How do the large IT providers stack up in the experience they provide their customers? A new report from the Temkin Group details its findings -- and puts VMware, SAP analytics and Microsoft at the top.
"How good are vendors at meeting the needs of their corporate clients?" That's the key question undertaken in the 2013 Temkin Experience Ratings For Tech Vendors report, which looked at 54 large IT suppliers and surveyed 800 IT decision-makers from companies with at least US$ 500 milllion in annual revenues.
Three Components of Experience
The Experience Ratings were determined by questions relating to three components of experience -- functional (were you able to accomplish what you wanted to do with this company?), accessible (how easy was it to work with this company?) and emotional (how do you feel about these interactions?).
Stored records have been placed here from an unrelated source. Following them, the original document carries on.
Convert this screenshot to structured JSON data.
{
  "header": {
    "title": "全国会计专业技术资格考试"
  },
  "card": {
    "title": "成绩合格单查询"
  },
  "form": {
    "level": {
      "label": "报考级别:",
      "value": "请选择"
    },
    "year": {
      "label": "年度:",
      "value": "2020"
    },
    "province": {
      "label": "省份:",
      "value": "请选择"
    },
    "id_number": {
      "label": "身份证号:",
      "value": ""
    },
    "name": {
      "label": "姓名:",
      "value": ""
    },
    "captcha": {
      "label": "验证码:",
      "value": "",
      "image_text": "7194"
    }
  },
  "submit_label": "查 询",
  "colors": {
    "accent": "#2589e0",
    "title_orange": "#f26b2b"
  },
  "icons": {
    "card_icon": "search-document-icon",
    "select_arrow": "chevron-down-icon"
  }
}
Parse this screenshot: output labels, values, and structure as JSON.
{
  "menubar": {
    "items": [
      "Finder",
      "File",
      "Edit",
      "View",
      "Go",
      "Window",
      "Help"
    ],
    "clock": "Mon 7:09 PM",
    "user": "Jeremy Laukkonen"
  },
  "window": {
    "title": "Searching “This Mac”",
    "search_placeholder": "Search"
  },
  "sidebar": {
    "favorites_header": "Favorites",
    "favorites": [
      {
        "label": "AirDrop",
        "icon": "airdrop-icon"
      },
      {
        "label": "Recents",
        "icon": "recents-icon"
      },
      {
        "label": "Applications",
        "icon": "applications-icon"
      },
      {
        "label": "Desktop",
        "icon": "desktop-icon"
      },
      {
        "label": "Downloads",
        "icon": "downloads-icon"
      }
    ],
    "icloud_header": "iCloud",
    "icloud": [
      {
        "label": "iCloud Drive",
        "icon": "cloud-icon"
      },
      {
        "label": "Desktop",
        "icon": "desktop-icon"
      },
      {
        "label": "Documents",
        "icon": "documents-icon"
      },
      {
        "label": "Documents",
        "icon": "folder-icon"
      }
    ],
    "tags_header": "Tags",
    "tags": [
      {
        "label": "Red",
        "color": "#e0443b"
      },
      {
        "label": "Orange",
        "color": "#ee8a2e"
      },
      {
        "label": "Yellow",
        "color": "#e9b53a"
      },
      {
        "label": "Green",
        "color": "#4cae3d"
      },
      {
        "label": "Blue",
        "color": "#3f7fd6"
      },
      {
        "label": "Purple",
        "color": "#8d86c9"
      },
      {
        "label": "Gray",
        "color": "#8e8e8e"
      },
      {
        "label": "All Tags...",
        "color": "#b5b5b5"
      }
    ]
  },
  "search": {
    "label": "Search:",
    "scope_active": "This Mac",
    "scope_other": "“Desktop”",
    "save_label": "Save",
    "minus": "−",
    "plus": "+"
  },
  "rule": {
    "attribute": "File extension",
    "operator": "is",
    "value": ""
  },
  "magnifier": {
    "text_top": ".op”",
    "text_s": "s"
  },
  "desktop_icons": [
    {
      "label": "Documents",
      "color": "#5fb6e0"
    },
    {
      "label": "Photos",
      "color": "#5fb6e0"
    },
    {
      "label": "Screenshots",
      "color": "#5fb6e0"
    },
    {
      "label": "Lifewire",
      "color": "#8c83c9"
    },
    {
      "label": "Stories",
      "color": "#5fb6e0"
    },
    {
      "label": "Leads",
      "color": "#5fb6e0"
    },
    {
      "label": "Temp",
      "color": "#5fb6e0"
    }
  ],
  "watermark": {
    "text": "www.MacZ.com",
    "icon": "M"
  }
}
VMware was way ahead of its competitors, with a score of 72% in the Experience Ratings, and it was the only company that received a score in the "excellent" range. Other top companies included, in order, SAP analytics, Microsoft servers, Microsoft business applications, Microsoft desktop software, IBM SPSS, HP products, IBM IT services, Sybase, Dell products and Cisco.
The bottom five: Computer Sciences Corporation IT services, Deloitte consulting, Hitachi, Tata Consulting Services IT services and Trend Micro.
Purchase Momentum, Innovation Equity
The report also developed a "purchase momentum" score for each vendor, which was the net percentage of companies that plan to spend more with a given vendor. Temkin found that the companies with the higher rank of customer experience in the Experience Ratings tended to have more purchase momentum, with a few notable exceptions. This correlation would make sense, in that the better experience you have with the company, the more likely you are to do business with them.
The highest purchase momentum was achieved by Oracle outsourcing, at 53%, followed by VMware, NetApp and SAP analytics. The bottom of the list for purchase momentum included Trend Micro and Deloitte, both of which were also in the cellar for Experience Ratings.
Customer experience also directly relates to what Temkin describes as "innovation equity," which is the likelihood that a given IT company will try a new product or service right after it has been announced by the tech vendor. Again, VMware led the pack in innovation equity, and again that correlation seems credible, in that customers who have good relationships with their companies, as evidenced in customer experience scores, would probably be more willing to trust them in using new technologies.
Customer Experience Recommendations
So, since customer experience for these major IT vendors is so important, how can vendors improve their customer experience? The Temkin Group, which provides customer experience consulting, offered several suggestions.
The suggestions do not appear to differ from general customer experience recommendations for any kind of company, IT or not. Temkin recommended that companies master several competencies: purposeful leadership with a clear set of values, employee engagement that aligns employees with company goals, delivering on brand promises to customers and infusing customer insight throughout an organization.
This is Temkin’s methodology in these reports, with these same suggestions for customer experience excellence in its 2013 report on 246 companies across 19 industries, among others. But it would be interesting and helpful for the reports to give a little more insight into how customer experience for a major IT vendor might differ from, say, customer experience goals for Starbucks. Perhaps the Temkin Group will provide some insights in a future report.